Elbette Ukrayna'da Cumhurbaşkanından memnun olmayan insanlar var. Savaş; insanlara çok fazla acı getirdi, milyonlarca insan elektriksiz, susuz ve ısınmasız kaldı, birçoğunun yaşam standardı son derece düştü. Ve birçok kişi bu gibi durumlarda ilk önce yönetimi suçlama eğilimindedir. Bu yüzden Zelenskıy’ın reytingi artık Şubat 2022’deki gibi yüzde 78 değil son toplumsal araştırmalara göre yaklaşık yüzde 57. Ama yüzde 90 ve üzeri reytingler sadece Hitler, Stalin, Saddam Hüseyin veya Putin gibi kişilerde bulunuyor.
ULUSLARARASI MAHKEMELERDE TANIK OLARAK ÇIKMAK İSTERİM
Er ya da geç Ukraynalı yetkililer, Putin'le yüz yüze görüşerek bazı anlaşmalar müzake etmek zorunda kalacaklar. Siz de böyle bir heyetin içinde yer almak ister misiniz?
Aslında, çocuklar dahil yüz binlerce insanın ölümünden sorumlu olan, milyonlarca insanı sakat bırakan, trilyonlarca dolar değerinde olduğu tahmin edilen muazzam maddi hasara yol açan ve milyonlarca insanı mülteciye dönüştüren suçlu bir rejimle herhangi bir "anlaşmadan" bahsetmek doğru değildir.

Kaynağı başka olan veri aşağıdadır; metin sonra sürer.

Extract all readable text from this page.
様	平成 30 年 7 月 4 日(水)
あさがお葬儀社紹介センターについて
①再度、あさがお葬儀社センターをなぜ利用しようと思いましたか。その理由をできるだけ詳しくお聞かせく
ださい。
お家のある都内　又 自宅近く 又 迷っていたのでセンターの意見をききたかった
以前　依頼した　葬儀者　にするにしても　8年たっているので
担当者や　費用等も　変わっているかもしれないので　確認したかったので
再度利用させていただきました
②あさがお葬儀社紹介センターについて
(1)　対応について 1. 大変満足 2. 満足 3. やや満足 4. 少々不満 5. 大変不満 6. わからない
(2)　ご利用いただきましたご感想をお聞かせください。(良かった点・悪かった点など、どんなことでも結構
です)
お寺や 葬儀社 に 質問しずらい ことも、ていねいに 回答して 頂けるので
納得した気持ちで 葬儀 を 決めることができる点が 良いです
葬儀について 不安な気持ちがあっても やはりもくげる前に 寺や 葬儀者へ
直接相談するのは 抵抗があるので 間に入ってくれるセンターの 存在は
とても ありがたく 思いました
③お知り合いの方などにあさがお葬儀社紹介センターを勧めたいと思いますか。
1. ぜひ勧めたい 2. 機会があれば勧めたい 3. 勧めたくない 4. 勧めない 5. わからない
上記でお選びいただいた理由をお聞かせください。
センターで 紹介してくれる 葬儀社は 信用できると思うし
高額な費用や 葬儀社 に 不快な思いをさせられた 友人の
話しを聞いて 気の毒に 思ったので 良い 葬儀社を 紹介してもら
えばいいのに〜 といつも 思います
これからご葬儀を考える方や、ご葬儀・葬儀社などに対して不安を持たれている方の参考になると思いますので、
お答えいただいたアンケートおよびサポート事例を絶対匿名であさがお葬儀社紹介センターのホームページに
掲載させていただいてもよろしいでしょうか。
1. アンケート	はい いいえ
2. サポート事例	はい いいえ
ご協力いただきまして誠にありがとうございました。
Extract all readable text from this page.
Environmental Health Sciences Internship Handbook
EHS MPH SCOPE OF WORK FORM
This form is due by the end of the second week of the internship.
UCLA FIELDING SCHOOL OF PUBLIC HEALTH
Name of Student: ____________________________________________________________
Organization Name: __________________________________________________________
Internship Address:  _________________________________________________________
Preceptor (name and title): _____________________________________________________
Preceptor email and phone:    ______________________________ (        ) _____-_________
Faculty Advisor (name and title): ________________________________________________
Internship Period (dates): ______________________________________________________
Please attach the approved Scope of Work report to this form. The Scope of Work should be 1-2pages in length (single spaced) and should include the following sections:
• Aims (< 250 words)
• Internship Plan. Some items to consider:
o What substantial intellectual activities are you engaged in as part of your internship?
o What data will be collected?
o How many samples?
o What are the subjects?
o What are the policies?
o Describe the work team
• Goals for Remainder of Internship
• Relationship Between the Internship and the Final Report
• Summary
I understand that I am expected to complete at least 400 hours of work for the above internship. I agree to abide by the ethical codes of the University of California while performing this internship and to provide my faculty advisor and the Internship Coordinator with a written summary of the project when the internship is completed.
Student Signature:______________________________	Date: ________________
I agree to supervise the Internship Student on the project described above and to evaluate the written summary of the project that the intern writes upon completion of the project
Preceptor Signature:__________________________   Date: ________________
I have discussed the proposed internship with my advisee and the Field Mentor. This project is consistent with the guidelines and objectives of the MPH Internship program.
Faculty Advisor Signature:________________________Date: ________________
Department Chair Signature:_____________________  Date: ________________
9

Ben, Putin liderliğindeki savaş suçlularına karşı uluslararası bir mahkemede tanık olarak çıkmayı ve en azından işgal altındaki vatanım olan Kırım’da işledikleri suçlar hakkında konuşmayı isterim. İnsanları kaçırmalarını, öldürmelerini, vatanlarının işgaline karşı çıkanlara karşı uyguladıkları insanlık dışı işkenceleri, yerli halkı evlerinden kovarak yerlerine Rus vatandaşlarını yerleştirmelerini ve diğer suçlarını anlatmak isterim.